Update: I expanded this article from 2011 to twice the size. Enjoy!
Midway up the coast of Pernambuco, less than 40 miles south of Recife, lies Porto de Galinhas (literally, Chicken Port), one of Brazil’s most beautiful beaches. Since 2001, the Brazilian magazine Viagem & Turismo has held an annual contest for its readers to elect the best Brazilian travel options and Porto de Galinhas dominated in the beach category for the first ten years straight, making it the paragon of paradise.
Aside from being located on the Northeast’s serene coastline, with its abundance of beaches, Porto de Galinhas isn’t just pretty to look at. When the high tide pulls out, natural tidal pools are created around the reefs that are both warm and transparent, making them perfect for catching an eyeful of tropical fish. Other activities include either sunbathing or riding dune buggies on the white sands of any of the 10 local beaches, and taking canoe rides through the mangroves.
The founding of the tourism hotspot is perhaps as interesting as the destination is beautiful. It starts with the fact that the largest Brazilian tract of massapê soil (which is very fertile and rich with a reddish-brown color) can be found in the Ipojuca municipality of Pernambuco, within Brazil’s tropical, coastal region. One of the neighborhoods that makes up Ipojuca happens to be Porto de Galinhas. It’s the unique soil, as well as the region’s port, that made Ipojuca the perfect place for the European colonizers to start cultivating and selling sugarcane. In fact, the previous name of Porto de Galinas was Porto Rico, not only due to the wealth it made the local sugarcane barons but also to the large amounts of brazilwood that left the country from its shores, en route to Europe.
So, how did such a pretty place receive such a strange name as “Chicken Port”? Well, there are two theories . The most oft-repeated one says that with slavery in Brazil being abolished in the late 1800s, some slave traders saw a big part of their livelihood being taken away thus they continued importing slaves, albeit in secret. The port soon served as the main point of arrival for illegal slaves in the northeast of Brazil. It is said that the slaves were frequently hidden below the crates of chickens (more specifically, helmeted guinea-fowl, known as galinhas d’Angola, or Angolan chickens, in Portuguese), which were favored for consumption by the Pernambucan upper-class. Upon the arrival of new “merchandise”, one would hear the phrase “tem galinha nova no porto!” (“there’s new chicken at the port!”). This was code for announcing a new shipment of slaves and, with time, the name of the beach eventually changed. The second theory says many of the first African slaves brought to the region were of the Fula people, also known as Pheul, which in French sounds like Poule (chicken).

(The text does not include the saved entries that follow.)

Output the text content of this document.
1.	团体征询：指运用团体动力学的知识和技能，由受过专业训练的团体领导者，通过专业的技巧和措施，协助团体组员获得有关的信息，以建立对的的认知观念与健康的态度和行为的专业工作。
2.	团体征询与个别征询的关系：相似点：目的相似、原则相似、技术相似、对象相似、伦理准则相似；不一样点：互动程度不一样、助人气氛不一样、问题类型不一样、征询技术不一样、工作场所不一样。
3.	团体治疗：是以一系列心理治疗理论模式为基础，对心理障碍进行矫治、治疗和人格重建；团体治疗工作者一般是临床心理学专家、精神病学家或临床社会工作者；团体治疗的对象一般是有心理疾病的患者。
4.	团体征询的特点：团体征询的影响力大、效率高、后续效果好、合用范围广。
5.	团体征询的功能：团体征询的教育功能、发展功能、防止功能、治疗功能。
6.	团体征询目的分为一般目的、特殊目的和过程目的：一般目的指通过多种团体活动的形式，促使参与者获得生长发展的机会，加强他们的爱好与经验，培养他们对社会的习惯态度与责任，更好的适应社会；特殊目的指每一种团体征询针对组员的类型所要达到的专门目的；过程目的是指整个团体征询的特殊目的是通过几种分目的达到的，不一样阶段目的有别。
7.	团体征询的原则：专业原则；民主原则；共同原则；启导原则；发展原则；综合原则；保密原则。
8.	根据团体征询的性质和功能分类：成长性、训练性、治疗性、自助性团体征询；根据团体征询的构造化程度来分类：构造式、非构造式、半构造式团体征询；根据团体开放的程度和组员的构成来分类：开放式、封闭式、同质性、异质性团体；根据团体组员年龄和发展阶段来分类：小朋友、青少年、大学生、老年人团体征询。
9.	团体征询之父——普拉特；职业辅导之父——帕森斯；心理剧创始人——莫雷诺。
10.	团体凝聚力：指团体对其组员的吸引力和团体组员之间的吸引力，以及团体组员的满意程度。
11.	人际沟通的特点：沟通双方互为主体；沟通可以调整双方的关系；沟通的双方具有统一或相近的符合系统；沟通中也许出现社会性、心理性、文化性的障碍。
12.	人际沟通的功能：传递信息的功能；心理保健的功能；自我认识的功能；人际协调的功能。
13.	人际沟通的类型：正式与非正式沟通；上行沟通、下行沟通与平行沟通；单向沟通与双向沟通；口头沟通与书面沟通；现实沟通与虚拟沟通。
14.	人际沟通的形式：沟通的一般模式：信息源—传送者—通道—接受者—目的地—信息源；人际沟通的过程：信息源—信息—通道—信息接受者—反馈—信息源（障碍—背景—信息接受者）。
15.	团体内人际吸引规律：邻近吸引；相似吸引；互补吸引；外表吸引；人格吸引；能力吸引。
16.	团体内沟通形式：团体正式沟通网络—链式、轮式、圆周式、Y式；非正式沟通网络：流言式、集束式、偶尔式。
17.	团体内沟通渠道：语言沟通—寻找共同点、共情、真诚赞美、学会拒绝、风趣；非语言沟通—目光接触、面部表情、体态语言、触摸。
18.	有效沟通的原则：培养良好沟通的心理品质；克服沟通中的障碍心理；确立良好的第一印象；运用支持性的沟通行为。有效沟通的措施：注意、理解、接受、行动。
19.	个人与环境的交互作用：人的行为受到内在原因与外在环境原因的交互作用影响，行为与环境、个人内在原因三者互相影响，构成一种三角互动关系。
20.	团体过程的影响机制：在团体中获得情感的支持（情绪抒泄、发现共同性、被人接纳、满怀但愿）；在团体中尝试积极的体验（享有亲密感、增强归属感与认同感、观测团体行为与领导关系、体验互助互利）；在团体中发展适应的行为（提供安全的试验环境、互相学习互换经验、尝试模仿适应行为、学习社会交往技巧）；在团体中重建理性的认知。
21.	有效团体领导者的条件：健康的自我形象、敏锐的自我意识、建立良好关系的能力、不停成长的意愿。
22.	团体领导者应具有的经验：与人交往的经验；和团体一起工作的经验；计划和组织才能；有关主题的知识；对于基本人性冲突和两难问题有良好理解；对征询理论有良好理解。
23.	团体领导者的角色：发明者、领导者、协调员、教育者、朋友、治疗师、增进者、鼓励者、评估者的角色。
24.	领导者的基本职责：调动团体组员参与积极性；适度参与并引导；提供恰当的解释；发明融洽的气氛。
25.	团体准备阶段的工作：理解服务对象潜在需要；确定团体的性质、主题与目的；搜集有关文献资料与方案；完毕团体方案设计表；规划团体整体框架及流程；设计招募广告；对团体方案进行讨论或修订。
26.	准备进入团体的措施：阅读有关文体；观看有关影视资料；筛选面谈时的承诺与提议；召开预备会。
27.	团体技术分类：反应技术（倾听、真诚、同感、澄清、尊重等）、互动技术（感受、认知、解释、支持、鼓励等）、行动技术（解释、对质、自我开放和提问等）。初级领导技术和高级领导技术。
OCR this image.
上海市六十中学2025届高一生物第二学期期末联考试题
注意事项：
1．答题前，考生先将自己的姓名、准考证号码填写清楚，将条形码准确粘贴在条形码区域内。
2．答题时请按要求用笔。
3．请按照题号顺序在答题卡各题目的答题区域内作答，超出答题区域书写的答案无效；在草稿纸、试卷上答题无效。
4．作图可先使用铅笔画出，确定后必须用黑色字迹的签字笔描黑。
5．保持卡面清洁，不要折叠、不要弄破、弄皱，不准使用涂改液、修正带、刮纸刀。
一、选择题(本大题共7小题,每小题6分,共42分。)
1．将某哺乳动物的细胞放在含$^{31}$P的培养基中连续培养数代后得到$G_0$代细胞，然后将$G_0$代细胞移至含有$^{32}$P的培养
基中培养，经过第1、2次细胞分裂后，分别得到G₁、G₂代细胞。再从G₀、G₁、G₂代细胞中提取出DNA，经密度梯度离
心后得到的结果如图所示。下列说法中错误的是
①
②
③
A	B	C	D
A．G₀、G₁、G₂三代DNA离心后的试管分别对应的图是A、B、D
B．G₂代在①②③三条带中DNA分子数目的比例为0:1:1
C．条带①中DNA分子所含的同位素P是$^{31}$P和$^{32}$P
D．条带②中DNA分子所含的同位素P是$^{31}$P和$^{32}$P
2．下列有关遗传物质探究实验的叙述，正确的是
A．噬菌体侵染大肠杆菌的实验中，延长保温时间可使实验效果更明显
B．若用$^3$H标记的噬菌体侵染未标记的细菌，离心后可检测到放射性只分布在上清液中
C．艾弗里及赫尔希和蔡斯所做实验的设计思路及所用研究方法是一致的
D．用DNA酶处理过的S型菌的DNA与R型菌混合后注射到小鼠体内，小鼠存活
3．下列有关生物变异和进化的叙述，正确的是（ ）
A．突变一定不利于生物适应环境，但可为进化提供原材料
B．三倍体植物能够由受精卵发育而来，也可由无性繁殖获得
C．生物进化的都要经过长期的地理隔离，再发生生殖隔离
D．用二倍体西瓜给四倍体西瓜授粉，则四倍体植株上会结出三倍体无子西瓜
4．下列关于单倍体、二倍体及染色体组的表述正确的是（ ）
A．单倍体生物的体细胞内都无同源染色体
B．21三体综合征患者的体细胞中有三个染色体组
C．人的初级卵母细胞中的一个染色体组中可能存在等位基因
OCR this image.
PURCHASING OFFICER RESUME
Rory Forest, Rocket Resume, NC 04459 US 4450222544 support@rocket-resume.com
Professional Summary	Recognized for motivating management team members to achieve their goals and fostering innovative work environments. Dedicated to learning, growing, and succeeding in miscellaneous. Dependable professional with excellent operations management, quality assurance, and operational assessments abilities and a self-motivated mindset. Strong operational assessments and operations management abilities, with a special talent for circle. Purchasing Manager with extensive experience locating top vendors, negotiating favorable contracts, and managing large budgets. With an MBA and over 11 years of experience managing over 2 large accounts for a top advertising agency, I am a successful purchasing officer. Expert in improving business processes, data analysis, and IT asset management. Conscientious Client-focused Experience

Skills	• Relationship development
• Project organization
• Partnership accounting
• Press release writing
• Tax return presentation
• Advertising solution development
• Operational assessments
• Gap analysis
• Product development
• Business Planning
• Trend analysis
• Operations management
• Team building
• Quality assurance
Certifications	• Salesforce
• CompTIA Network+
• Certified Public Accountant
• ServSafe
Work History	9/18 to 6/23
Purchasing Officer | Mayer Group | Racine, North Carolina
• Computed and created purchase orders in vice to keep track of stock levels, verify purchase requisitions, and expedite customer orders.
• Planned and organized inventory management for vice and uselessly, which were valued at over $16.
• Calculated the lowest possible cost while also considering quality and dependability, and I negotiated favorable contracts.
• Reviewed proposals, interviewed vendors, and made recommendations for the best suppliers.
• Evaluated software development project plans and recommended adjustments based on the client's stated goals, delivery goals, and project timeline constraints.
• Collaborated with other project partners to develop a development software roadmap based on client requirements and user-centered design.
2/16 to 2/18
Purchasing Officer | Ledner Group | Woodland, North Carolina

Today, the chickens are hand-painted, made of coconut shells and tree trunks, by local artisans to later be bought by the purchasing power and for the viewing pleasure of the many tourists to the region. This wasn’t always so, though, as it was only a few years ago that the local artists decided to find a marketable image that would serve as their golden egg, so to speak.
Chickens are definitely not the only thing being sold in Porto de Galinhas. Aside from the endless beauty of the barrier reefs and the natural pools, there are now resorts, nightclubs and refined restaurants that have moved in and exist side by side with the rustic charm that helped to make this old fishing village so popular in the 1990′s. With all the “development” and changes, I can’t help but wonder where the locals go to “get away from it all”.